Controversial proposal 

Trump’s plan, the product of three years' effort by senior adviser and Trump son-in-law Jared Kushner, would recognise Israel's authority over occupied West Bank settlements and would require the Palestinians to meet a difficult series of conditions to be allowed to have a state, with its capital in a West Bank village east of Jerusalem.

Released on January 28, the plan drew immediate Palestinian condemnation for imposing strict conditions and agreeing to let Israel maintain control of long-contested West Bank settlements.

Although Trump's stated aim was to end decades of conflict, the plan he advanced favoured Israel, underscored by the absence of Palestinians from Trump's White House announcement with Israeli Prime Minister Benjamin Netanyahu at his side.

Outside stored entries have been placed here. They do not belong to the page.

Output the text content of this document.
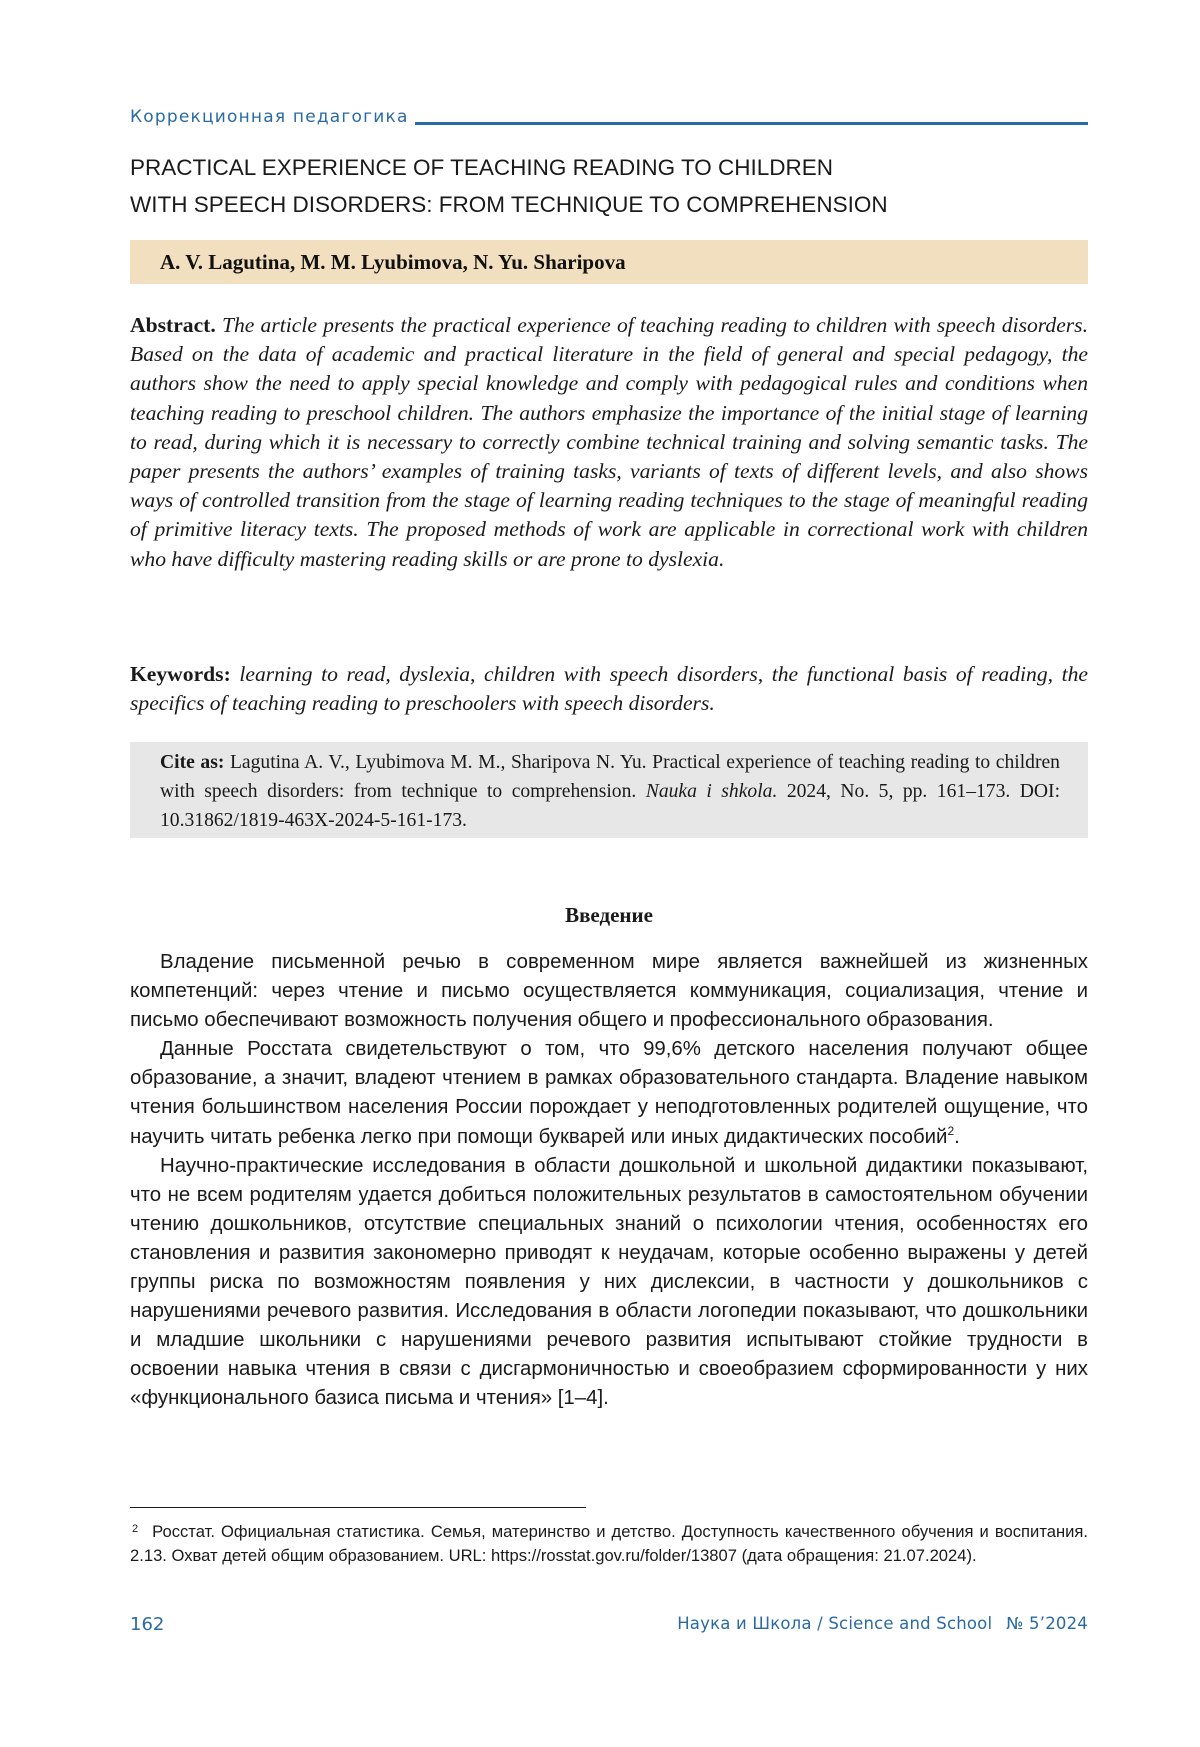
Коррекционная педагогика
PRACTICAL EXPERIENCE OF TEACHING READING TO CHILDREN
WITH SPEECH DISORDERS: FROM TECHNIQUE TO COMPREHENSION
A. V. Lagutina, M. M. Lyubimova, N. Yu. Sharipova

Abstract. The article presents the practical experience of teaching reading to children with speech disorders. Based on the data of academic and practical literature in the field of general and special pedagogy, the authors show the need to apply special knowledge and comply with pedagogical rules and conditions when teaching reading to preschool children. The authors emphasize the importance of the initial stage of learning to read, during which it is necessary to correctly combine technical training and solving semantic tasks. The paper presents the authors’ examples of training tasks, variants of texts of different levels, and also shows ways of controlled transition from the stage of learning reading techniques to the stage of meaningful reading of primitive literacy texts. The proposed methods of work are applicable in correctional work with children who have difficulty mastering reading skills or are prone to dyslexia.

Keywords: learning to read, dyslexia, children with speech disorders, the functional basis of reading, the specifics of teaching reading to preschoolers with speech disorders.

Cite as: Lagutina A. V., Lyubimova M. M., Sharipova N. Yu. Practical experience of teaching reading to children with speech disorders: from technique to comprehension. Nauka i shkola. 2024, No. 5, pp. 161–173. DOI: 10.31862/1819-463X-2024-5-161-173.
Введение

Владение письменной речью в современном мире является важнейшей из жизненных компетенций: через чтение и письмо осуществляется коммуникация, социализация, чтение и письмо обеспечивают возможность получения общего и профессионального образования.

Данные Росстата свидетельствуют о том, что 99,6% детского населения получают общее образование, а значит, владеют чтением в рамках образовательного стандарта. Владение навыком чтения большинством населения России порождает у неподготовленных родителей ощущение, что научить читать ребенка легко при помощи букварей или иных дидактических пособий$^2$.

Научно-практические исследования в области дошкольной и школьной дидактики показывают, что не всем родителям удается добиться положительных результатов в самостоятельном обучении чтению дошкольников, отсутствие специальных знаний о психологии чтения, особенностях его становления и развития закономерно приводят к неудачам, которые особенно выражены у детей группы риска по возможностям появления у них дислексии, в частности у дошкольников с нарушениями речевого развития. Исследования в области логопедии показывают, что дошкольники и младшие школьники с нарушениями речевого развития испытывают стойкие трудности в освоении навыка чтения в связи с дисгармоничностью и своеобразием сформированности у них «функционального базиса письма и чтения» [1–4].

$^2$ Росстат. Официальная статистика. Семья, материнство и детство. Доступность качественного обучения и воспитания. 2.13. Охват детей общим образованием. URL: https://rosstat.gov.ru/folder/13807 (дата обращения: 21.07.2024).

162	Наука и Школа / Science and School № 5’2024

While the Palestinians have rejected the plan, a number of Arab governments have said it represents a starting point for a renewal of long-stalled negotiations.

Abbas said the deal is not an international partnership but rather a proposal from one state supported by another state to be imposed on Palestinians.

'Swiss cheese'

"This is the state that they will give us," said Abbas. "It's like a Swiss cheese, really. Who among you will accept a similar state and similar conditions?"

Abbas said a "Swiss cheese" deal would limit Palestinian sovereignty.

"I would like to say to Mr Donald Trump that his plan cannot achieve peace and security as it cancels international legitimacy," Abbas said.

"It cancels all the rights of the Palestinians. This does not meet the aspirations of a two-state solution," he said.

"If you impose peace it will not last, it cannot last," he said, asking: "What gives you the right to annex these lands?"

Abbas said that peace with Israel remained "achievable" and said, "I have come to build a just partnership."

But Israel's envoy to the United Nations, Danny Danon, accused Abbas of being unrealistic.

"President Abbas refused to be pragmatic. He refuses to negotiate. He is not interested in finding a realistic solution to the conflict," Danon told the Security Council.

Protests in Ramallah

Thousands of Palestinians demonstrated against the US plan, hours before Abbas was due to address the United Nations.

An estimated 5,000 to 7,000 Palestinians gathered in central Ramallah, home of the Palestinian government, for a demonstration led by Prime Minister Mohammed Shtayyeh, AFP correspondents said.

A few hundred demonstrators later protested near an Israeli military checkpoint on the outskirts of the city, where clashes broke out between stone-throwing youths and Israeli soldiers firing tear gas.

Twelve Palestinians were injured, including two shot by rubber bullets, the Palestinian Red Crescent said.